An asset record describes one file extracted from the message. Use it when your agent needs to inspect attachments, preserve embedded images, or export a message with its files intact.

Example asset:

{
"id": "asset_1",
"document_id": "doc_123",
"ordinal": 1,
"kind": "inline",
"mime_type": "image/png",
"file_path": "assets/doc_123/001-chart.png",
"cid": "chart-1",
"sha256": "<sha256>"
}
FieldDescription
idAsset ID.
document_idID of the document that owns the asset.
ordinalAsset order within the document.
kindinline for files embedded in HTML, or attachment for regular email attachments.
mime_typeMIME type when known.
file_pathLocal path to the copied asset.
cidContent ID used by HTML email to reference an inline asset when present.
sha256SHA-256 hash of the stored asset file when available.

metadata.source records where the document came from. Use it when your agent needs to trace a document back to a file, Gmail message, or IMAP folder.

Metadata pathDescription
source.kindSource kind, such as eml, mbox, gmail, or imap.
source.pathSource file path for file-based ingest when available.
source.hostIMAP host for received IMAP documents when present.
source.folderIMAP folder for received IMAP documents when present.
source.uidIMAP UID for received IMAP documents when present.
source.uidvalidityIMAP UIDVALIDITY value for received IMAP documents when present.
source.gmail_message_idGmail message ID for Gmail documents when present.
source.gmail_thread_idGmail thread ID for Gmail documents when present.
source.gmail_label_idsGmail label IDs for Gmail documents when present.
source.gmail_history_idGmail history ID for Gmail documents when present.
source.gmail_internal_dateGmail internal date for Gmail documents when present.

Cleaning metadata records how MailAtlas shaped body_text. Use it when your agent or application needs to explain why the clean text differs from the raw email body.

Metadata pathDescription
cleaning.removed_forwarded_headersWhether forwarded headers were removed.
cleaning.dropped_line_countNumber of lines removed during cleaning.
cleaning.stopped_at_footerWhether cleaning stopped at a detected footer.
parser_config.*Parser configuration used for the run.

Provenance metadata records message structure detected during parsing. Use it when forwarded-message structure or parser decisions matter to your workflow.

Metadata pathDescription
provenance.is_forwardedWhether MailAtlas detected forwarded-message structure.
provenance.forwarded_chainForwarded-chain details when detected.
{
"id": "doc_123",
"source_kind": "imap",
"message_id": "<message@example.com>",
"subject": "Daily market digest",
"sender_email": "sender@example.com",
"received_at": "2026-04-18T15:05:00Z",
"body_text": "Cleaned message text...",
"body_html_path": "html/doc_123.html",
"raw_path": "raw/doc_123.eml",
"metadata": {
"source": {
"kind": "imap",
"folder": "INBOX",
"uid": "4812"
},
"cleaning": {
"dropped_line_count": 0
}
},
"assets": [
{
"id": "asset_1",
"kind": "inline",
"mime_type": "image/png",
"file_path": "assets/doc_123/001-chart.png"
}
]
}

For single-message files, source_kind is eml. Metadata can record the source path or equivalent source reference.

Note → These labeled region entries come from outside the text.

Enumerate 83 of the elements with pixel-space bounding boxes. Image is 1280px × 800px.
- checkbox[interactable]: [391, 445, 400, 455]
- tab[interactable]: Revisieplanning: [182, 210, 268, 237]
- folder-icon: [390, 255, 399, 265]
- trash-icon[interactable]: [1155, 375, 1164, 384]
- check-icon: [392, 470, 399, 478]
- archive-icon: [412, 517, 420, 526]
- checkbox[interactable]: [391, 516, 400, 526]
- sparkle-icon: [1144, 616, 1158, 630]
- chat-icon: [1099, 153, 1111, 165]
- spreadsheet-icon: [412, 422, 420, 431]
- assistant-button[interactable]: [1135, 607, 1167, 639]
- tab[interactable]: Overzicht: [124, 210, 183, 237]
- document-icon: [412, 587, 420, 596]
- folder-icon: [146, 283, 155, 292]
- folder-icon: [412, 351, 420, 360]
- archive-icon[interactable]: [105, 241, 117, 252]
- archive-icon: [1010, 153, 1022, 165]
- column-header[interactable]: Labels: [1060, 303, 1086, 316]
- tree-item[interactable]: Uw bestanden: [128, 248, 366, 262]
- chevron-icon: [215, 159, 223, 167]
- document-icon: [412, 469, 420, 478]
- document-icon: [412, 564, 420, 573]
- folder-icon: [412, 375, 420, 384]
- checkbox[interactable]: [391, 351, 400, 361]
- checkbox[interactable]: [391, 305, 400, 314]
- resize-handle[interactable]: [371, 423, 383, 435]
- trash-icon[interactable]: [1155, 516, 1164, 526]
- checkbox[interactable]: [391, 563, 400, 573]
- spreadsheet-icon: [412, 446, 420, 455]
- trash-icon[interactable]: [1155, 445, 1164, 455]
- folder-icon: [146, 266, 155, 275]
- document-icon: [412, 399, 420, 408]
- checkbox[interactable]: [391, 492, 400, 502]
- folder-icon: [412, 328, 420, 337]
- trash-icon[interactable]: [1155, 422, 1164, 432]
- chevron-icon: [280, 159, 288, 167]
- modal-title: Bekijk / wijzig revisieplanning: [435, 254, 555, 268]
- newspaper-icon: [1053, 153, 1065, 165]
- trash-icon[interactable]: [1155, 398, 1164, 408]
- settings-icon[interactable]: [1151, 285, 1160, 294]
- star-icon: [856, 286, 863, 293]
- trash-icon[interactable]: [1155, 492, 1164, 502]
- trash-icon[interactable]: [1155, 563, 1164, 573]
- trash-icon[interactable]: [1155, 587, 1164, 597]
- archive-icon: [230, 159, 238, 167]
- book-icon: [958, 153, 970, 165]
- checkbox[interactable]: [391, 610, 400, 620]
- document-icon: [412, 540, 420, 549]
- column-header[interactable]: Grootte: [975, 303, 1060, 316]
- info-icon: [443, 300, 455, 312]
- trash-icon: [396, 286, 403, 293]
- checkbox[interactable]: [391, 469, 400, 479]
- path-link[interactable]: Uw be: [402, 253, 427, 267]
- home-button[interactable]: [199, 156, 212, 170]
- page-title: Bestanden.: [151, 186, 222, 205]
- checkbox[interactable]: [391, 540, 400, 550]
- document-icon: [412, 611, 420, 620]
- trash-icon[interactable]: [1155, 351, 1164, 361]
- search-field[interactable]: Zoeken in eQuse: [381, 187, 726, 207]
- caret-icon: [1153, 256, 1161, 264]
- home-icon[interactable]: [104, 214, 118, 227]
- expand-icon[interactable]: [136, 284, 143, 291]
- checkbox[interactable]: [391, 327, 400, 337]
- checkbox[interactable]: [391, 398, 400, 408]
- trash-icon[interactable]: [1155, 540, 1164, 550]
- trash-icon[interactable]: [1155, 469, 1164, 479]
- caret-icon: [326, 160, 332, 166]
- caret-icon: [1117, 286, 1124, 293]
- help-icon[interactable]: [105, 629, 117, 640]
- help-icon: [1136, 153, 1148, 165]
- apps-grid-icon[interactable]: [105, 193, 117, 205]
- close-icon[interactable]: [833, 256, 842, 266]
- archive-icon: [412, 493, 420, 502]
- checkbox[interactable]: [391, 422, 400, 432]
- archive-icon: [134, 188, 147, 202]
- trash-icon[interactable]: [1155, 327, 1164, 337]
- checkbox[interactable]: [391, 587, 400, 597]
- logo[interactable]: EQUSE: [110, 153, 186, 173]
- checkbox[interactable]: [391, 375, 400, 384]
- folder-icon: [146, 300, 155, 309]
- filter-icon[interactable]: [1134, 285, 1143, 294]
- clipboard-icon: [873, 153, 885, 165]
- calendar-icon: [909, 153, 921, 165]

For mailbox archives, source_kind is mbox. Metadata can identify the mailbox file and message position or source reference.

For Gmail messages, source_kind is gmail. Metadata can include Gmail message ID, thread ID, label IDs, history ID, internal date, and receive account ID.

For IMAP messages, source_kind is imap. Metadata can include the mailbox host, folder, UID, and UIDVALIDITY value.

Paths such as raw_path, body_html_path, and assets[].file_path resolve inside the email workspace:

raw/doc_123.eml
html/doc_123.html
assets/doc_123/001-chart.png

Export commands can also write separate bundles outside the workspace when you pass --out.